The report noted that expectations are deliberately low, as the finance ministry is balancing several competing priorities. This creates space for small but meaningful steps that could positively surprise markets, especially if they support long-term growth.

Fiscal discipline remains a key priority

The government has steadily reduced the fiscal deficit from a Covid-era high of 9.2 percent to an estimated 4.4 percent in FY26. The report expects this path of fiscal consolidation to continue in FY27.

That said, FY27 is an important transition year, as the government shifts focus towards a debt-to-GDP ratio as a key fiscal anchor. With consumption yet to recover fully, a limited and carefully planned fiscal stretch cannot be ruled out.
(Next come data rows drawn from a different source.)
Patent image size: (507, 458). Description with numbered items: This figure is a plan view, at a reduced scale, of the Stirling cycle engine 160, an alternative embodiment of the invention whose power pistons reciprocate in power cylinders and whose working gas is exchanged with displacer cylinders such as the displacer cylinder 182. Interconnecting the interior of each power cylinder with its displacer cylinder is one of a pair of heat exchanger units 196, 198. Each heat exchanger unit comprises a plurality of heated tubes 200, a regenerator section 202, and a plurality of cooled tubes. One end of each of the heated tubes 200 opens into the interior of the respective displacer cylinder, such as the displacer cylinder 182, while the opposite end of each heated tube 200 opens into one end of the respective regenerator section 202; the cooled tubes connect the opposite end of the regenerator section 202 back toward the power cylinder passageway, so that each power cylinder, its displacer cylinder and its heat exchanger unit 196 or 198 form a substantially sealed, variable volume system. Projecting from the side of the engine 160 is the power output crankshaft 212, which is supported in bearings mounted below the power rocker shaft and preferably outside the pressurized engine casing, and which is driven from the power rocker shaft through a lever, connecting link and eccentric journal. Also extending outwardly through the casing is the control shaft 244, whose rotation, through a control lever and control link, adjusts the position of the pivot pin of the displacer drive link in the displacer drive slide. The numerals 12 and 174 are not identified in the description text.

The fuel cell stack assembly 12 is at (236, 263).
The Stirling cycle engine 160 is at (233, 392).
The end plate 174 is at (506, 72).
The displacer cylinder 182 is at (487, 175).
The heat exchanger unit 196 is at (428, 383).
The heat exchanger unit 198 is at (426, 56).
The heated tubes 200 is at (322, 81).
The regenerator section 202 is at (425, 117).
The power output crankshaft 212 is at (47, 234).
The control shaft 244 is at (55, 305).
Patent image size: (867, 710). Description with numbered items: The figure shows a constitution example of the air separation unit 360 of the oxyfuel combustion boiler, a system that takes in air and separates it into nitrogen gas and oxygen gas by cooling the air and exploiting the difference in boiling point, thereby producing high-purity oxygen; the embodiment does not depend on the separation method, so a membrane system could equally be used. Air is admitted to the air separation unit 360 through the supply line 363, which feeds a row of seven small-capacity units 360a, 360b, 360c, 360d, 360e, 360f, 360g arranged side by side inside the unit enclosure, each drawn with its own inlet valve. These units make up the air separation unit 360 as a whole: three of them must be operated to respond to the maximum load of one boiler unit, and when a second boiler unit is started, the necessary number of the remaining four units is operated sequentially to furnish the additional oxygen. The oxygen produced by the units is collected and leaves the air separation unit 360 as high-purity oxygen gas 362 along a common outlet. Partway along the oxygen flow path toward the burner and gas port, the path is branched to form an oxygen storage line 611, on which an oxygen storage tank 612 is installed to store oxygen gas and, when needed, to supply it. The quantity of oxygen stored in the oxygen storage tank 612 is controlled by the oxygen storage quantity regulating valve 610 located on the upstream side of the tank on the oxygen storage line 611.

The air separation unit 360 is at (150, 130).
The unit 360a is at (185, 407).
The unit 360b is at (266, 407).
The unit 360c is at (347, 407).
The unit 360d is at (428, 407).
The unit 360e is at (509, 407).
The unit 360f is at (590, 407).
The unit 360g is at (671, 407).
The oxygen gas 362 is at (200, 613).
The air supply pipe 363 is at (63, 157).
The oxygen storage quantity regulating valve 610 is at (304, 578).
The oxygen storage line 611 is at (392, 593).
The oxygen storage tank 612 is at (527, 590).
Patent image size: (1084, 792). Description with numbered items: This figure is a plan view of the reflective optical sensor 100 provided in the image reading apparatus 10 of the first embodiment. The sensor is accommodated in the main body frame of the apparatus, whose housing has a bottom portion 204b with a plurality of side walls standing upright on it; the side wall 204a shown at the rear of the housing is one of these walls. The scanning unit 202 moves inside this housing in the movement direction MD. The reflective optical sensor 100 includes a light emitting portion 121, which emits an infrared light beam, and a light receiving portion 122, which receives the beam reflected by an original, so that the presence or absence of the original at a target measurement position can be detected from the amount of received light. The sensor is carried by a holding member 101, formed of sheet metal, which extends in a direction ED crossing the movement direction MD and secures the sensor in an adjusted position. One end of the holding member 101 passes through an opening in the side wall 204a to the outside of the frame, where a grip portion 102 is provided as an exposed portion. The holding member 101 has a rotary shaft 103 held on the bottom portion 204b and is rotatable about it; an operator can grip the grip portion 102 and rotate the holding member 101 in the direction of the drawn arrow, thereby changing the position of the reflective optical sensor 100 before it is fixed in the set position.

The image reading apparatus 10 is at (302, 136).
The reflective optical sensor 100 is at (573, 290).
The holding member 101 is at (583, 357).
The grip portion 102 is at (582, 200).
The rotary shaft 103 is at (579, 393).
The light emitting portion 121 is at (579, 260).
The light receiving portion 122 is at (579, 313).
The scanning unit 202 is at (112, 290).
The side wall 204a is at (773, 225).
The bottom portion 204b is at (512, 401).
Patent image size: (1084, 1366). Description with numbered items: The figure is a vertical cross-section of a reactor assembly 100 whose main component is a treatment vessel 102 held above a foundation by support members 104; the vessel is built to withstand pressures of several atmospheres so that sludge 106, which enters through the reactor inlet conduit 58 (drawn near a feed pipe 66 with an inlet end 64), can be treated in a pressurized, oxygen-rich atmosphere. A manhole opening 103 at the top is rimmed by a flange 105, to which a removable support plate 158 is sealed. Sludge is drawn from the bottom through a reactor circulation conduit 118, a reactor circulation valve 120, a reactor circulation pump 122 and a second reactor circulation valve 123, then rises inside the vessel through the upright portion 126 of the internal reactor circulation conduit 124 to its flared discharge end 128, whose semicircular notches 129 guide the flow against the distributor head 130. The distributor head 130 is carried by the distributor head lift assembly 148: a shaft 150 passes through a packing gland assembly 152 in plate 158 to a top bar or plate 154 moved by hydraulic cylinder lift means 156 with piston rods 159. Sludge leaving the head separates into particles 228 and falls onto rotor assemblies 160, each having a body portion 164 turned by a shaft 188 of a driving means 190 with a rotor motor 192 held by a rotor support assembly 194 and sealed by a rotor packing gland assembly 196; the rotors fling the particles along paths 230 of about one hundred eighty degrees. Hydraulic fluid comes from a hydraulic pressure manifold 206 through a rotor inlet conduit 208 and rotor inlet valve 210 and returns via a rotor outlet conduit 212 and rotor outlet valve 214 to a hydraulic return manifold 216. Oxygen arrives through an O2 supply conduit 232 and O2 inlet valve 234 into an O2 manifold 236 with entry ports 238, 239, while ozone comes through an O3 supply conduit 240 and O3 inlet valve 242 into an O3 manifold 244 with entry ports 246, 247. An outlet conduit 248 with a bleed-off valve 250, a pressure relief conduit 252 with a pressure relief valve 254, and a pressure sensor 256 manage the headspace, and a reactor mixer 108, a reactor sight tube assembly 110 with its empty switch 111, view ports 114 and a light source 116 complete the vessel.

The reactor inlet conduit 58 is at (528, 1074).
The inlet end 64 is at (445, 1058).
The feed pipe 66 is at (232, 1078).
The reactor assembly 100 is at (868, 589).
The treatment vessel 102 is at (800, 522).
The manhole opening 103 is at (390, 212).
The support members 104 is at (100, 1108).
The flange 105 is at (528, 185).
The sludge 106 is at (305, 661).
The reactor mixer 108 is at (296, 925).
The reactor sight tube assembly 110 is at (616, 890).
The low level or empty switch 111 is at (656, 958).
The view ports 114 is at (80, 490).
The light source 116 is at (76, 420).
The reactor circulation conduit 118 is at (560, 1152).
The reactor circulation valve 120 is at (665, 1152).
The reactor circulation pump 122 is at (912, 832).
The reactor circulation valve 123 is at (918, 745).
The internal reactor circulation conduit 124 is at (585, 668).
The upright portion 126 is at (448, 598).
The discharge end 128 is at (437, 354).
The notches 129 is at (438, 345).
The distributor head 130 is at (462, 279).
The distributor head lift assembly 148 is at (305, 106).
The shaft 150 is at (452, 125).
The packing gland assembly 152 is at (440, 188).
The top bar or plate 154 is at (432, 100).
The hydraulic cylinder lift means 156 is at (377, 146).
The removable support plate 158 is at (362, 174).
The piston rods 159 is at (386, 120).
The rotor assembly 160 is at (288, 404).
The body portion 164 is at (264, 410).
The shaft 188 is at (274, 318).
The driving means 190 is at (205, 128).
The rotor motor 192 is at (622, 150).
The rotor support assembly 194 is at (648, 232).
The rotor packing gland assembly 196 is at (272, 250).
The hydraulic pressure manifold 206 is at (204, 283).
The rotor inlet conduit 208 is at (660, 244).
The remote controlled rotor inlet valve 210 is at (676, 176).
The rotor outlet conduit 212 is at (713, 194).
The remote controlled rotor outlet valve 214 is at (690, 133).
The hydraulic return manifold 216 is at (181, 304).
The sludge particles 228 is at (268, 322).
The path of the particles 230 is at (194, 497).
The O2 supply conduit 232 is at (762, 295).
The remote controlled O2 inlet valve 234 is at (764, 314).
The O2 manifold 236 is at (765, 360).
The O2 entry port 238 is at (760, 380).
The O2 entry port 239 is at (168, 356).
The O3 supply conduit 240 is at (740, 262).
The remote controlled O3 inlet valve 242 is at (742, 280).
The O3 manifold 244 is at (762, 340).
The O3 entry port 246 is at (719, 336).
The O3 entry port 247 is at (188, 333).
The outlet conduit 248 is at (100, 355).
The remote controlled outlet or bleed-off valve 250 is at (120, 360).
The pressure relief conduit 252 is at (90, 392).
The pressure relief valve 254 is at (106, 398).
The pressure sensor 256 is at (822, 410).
Markets may welcome targeted spending

Equity markets are likely to support a modest fiscal stretch if the spending is focused on productive areas such as capital expenditure or measures that boost consumption sustainably.

The report cautioned that markets would be less supportive of spending on low-impact transfers or higher administrative expenses, which offer limited economic benefits.

Capex likely to take centre stage

The FY26 Budget focused on boosting middle-class consumption through income tax relief, the full impact of which is still unfolding. As a result, the FY27 Budget is expected to take a more selective approach to consumption support.

Instead, higher capital expenditure is likely, especially in sectors considered strategically important due to current geopolitical challenges. This includes defence, energy security, infrastructure and key manufacturing areas, which could drive long-term economic strength and investor confidence.